When the Lotus Seven first came to market in 1957, it was powered by a forty-horsepower engine. Today, the top-spec Caterham Seven 620R has a supercharged 310hp motor, with Caterham F1 Team-derived carbon fiber and other trickery besides. Surely, the latest Sevens are far, far removed from the basic, build-it-yourself days of its forbears.
Perhaps it was cognizant for Caterham to trace its roots and redevelop its base model to provide a simplified, retrograde driving experience. To that aim, it has teamed up with Suzuki to power up their latest model, which they call the Caterham Seven 160.
160 in the model name represents horsepower per tonne. With a curb weight of 490 kilograms, that equates to roughly 80 horsepower from the turbocharged Suzuki K6A 660cc three-cylinder.
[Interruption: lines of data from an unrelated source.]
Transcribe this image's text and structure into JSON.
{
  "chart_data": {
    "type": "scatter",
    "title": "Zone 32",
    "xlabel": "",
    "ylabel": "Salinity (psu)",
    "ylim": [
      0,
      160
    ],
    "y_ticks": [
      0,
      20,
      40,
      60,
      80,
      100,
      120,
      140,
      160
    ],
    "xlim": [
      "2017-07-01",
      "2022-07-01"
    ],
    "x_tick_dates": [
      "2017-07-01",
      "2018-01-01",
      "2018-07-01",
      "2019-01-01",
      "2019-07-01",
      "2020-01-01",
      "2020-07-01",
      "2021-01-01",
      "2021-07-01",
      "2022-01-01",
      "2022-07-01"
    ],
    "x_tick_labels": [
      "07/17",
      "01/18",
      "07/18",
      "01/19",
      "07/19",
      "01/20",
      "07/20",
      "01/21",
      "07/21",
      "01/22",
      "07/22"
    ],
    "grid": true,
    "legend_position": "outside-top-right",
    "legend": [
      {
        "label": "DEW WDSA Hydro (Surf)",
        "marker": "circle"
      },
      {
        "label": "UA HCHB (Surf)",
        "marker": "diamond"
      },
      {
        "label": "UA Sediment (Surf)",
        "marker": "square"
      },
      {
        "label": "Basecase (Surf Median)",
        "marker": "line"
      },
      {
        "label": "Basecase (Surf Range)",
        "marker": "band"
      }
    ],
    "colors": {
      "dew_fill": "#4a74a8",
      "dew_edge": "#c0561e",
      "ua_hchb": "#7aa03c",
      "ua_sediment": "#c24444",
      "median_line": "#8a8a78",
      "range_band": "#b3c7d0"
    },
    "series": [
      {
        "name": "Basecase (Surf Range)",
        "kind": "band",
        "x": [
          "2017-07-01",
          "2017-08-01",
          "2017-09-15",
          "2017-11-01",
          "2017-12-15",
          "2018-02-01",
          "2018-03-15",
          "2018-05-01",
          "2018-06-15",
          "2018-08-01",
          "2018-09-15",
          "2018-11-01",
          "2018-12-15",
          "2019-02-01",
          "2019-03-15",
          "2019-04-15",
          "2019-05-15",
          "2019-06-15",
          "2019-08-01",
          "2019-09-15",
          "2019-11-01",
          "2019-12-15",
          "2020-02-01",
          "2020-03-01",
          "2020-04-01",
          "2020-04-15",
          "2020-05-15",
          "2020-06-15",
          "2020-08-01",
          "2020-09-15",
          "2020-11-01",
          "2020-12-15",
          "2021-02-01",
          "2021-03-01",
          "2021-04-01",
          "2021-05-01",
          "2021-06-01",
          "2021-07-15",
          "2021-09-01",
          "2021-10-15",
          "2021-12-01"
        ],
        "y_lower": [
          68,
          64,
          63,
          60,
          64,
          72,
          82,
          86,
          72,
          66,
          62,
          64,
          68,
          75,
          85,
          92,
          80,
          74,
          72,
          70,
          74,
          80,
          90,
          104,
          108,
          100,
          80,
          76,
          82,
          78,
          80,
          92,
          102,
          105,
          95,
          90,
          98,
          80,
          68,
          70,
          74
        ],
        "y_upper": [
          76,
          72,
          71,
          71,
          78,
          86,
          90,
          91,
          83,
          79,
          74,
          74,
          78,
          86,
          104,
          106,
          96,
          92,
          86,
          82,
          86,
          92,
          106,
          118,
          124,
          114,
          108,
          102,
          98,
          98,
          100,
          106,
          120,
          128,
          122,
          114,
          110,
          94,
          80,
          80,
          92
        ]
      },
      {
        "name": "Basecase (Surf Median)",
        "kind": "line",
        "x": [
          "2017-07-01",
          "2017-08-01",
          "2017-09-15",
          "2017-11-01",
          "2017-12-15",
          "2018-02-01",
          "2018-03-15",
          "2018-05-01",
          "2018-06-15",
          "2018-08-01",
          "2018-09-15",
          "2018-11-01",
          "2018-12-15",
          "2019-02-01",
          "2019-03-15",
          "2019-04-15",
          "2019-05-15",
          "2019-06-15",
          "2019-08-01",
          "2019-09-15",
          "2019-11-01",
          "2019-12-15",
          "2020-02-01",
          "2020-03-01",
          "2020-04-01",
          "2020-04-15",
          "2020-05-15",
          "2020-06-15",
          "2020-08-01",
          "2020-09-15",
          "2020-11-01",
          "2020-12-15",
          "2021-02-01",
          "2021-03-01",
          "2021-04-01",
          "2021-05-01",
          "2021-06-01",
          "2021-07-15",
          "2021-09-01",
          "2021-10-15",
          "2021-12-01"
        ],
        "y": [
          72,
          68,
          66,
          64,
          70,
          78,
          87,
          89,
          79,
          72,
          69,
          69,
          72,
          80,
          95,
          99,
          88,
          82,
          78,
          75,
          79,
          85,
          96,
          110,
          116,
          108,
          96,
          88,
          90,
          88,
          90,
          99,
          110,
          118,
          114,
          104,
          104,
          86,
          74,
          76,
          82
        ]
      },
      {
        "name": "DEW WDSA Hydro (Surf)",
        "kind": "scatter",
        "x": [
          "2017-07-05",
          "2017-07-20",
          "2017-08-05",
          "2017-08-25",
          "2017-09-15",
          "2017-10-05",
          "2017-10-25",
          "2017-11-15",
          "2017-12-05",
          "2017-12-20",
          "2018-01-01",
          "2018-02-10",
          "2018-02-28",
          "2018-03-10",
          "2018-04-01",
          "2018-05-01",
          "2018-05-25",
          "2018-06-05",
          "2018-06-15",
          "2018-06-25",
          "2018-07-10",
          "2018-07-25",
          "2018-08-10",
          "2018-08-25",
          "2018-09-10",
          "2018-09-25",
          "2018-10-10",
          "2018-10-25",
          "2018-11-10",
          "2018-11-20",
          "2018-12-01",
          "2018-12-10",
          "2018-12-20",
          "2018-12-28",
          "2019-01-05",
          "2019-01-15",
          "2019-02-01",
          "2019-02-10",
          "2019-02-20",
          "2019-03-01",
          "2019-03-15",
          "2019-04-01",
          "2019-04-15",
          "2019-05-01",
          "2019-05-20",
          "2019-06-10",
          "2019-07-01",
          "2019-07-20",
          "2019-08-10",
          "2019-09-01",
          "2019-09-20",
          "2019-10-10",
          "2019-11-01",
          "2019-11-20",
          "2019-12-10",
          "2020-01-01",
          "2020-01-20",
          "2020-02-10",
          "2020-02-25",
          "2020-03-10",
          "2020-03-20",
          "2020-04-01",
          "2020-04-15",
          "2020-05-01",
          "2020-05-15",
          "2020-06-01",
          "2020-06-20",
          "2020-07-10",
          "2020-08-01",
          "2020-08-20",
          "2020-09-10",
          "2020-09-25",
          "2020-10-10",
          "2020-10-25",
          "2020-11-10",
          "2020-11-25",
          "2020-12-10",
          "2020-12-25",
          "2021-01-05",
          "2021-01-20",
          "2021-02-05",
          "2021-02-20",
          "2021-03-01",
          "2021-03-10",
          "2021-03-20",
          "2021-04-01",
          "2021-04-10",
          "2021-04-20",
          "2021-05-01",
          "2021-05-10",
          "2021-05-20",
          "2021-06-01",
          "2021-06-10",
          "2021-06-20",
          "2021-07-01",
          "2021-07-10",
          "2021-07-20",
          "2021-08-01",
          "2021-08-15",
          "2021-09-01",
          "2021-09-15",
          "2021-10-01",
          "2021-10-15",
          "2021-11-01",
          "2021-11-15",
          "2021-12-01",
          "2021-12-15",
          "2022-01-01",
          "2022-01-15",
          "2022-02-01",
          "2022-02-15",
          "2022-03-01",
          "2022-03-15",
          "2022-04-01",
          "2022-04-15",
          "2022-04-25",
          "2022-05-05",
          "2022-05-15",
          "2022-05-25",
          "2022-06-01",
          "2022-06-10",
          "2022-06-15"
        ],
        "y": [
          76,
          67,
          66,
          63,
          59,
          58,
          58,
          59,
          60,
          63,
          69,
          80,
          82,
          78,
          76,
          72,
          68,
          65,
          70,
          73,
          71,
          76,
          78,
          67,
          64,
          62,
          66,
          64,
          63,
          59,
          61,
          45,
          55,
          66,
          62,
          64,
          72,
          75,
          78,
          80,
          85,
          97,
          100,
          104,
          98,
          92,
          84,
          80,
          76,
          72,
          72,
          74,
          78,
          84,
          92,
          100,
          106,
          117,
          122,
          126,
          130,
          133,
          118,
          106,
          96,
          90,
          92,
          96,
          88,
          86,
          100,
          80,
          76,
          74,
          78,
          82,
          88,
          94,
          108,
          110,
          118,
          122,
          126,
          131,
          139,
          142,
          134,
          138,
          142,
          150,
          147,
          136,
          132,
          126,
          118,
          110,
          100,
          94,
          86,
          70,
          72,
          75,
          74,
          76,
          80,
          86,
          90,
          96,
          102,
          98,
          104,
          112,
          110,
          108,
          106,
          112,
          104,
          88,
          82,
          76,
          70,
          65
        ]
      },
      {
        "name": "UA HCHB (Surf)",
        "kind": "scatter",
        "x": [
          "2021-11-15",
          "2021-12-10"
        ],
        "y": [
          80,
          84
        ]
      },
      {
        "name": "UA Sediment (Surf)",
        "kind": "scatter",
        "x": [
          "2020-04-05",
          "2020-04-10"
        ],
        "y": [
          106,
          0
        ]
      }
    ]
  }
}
The engine was fettled by Caterham’s engineering division, up from keijidosha-regulated 63hp of the standard motor.
Suzuki also supplied the five-speed longitudinal gearbox and the live axle at back, likely pilfered from plebeian keitora – or Multicabs, as we like to call them – parts bins. But don’t knock the budget nature of the components. The 160 accelerates to 100kph in a still-respectable 6.5 seconds. It won’t go much past 160kph though, as the Seven isn’t known for its aerodynamics.
It’s not going to set lap records like its more rabid stablemates, but that’s not the point of the 160. As Graham Macdonald, Caterham Cars CEO, points out: “It is not engine size that matters, it is the grin factor that is our barometer and we believe we have got the formula for our new entry-level vehicle just right.”
In other news, Multicabs across the Philippines are starting to sport Lotus and Caterham F1 badging and livery.